Вот уж от души ее драила! Даже стены оказались белеными! А пол вовсе не земляным, а тоже деревянным! И стул из светлого дерева, а не коричневым! Коричневое — это мухи насидели!

— Фу, фу, ужас! — восклицала я, выгребая грязь и сор из углов.

В приступе отвращения, в целях дезинфекции промыла каждый камешек, каждую досточку с щелоком. Тюфяк вытрясла в окно. Окно тоже отмыла. Яростно терла стекла, пока они не заскрипели и пока заходящее солнце не блеснуло в них.

И только когда и моя комнатушка наполнилась запахом свежести, я кое-как опустилась на тюфяк и уронила руки на колени. Сил почти не осталось. А еще белье…
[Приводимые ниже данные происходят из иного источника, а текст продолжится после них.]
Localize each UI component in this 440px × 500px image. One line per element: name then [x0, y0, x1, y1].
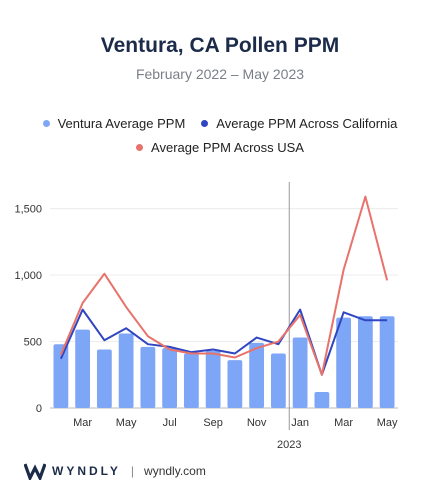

Но спать в грязи, носить платье, пропахшее несвежим телом — нет, это не по мне!

Карл, конечно, был большая умница.

Пока я кое-как отстирала свое платье, он виртуозно приготовил обычную похлебку.
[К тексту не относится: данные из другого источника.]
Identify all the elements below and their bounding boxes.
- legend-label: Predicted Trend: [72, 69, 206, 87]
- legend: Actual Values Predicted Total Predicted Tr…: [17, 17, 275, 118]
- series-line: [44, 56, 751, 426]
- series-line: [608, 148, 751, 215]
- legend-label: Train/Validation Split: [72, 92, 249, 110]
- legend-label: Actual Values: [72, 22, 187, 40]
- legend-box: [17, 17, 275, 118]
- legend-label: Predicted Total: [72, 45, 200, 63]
Но так вкусно, да и сливок плеснул так щедро, что она ни в чем моей похлебке не уступала.

Я же, постирав простынь, поставила ее кипятиться в железном тазу тут же, на маленьком очаге в постирочной.

Вы знали, что от щелока белье становится кипенно-белым? И никакими порошками так не отстираешь!

Вот это невероятна магия!

Я спустила из купели воду, выдернув пробку. Вода уходила по желобу за стену дома и там с шумом лилась на камни.

Отмыла купель изнутри щеткой и песком, сполоснула ее, и попросила Карла наносить еще воды. В моих планах было помыться.

Выстиранное и прокипяченное белье я развешивала уже в темное. Оно хлопало на ветру, и я с удовольствием подумала, что завтра сниму его уже сухим, чистым, шуршащим.

В таверне было тихо и чисто. Да, тут ужинали люди, и все еще топилась печь — на ней Карл грел воду, угадав мое желание искупаться. Но посуда теперь была чистой, без разводов и пристывшего жира. Карл ее перемыл после ужина.

Сковородки и половники висели в ряд, каждый на своем месте, а не валялись кучами где попало. Кружки и миски красиво и аккуратно лежали на полках.

На полу ни пятнышка. Столы блестели в ночном свете. На балках висели венки из еловых лап — это Карл их нарезал, сплел и украсил таверну. Пахло хвоей и травой.

Дышать было легко, не пахло гарью. И атмосфера была особенной, какой-то торжественной и праздничной…

— Здорово стало! — сообщил мне Карл восторженно.

— На днях займемся лестницей, вторым этажом, — устало сказала я. — И твою комнату отмоем и все перестираем. Есть у тебя комната-то?

— Есть! — радостно ответил Карл. — Но я сплю там только летом, а то холодно.

— Ничего, Карл. Скоро в этом доме всегда будет тепло! Если мы выкупим эту таверну в твоего отца, уж на топливе экономить не станем!

Мы и сейчас не экономили.

Папашу Якобса хватил бы кондратий, если б он увидел, сколько дров мы сожгли для стирки!

Но лесорубы принесли еще, да и докупили мы с Карлом, чтоб Якобс не злился.

Было очень тепло, и дом немного просох от весенней сырости. Промозглый холод исчез.

— Ну, давай попросим шкаф помочь нам приготовиться к празднику?

Если честно, я не была уверена, что получится.

Сил не было воображать нечто вкусное.

Пиво? Ну, что я могла подумать о пиве.

Только то, что нам его нужно много. И самого лучшего. Крафтового. Можно в нарядных деревянных бочонках. Тягучего, густого, желтого, как самый дорогой янтарь.

Я меланхолично представила, как оно льется тугой струей в кружку. Как вскипает большими пузырями шапка пены. Как запах хлеба бьет в ноздри. И ощутила на языке сладковато-горький вкус этого холодного напитка…

Шкаф пахнул холодом, оповещая, что мой заказ исполнен.

Я открыла дверцу и охнула.

Из холодильника, словно его что-то подпирал сзади, высунулся холодный бочонок.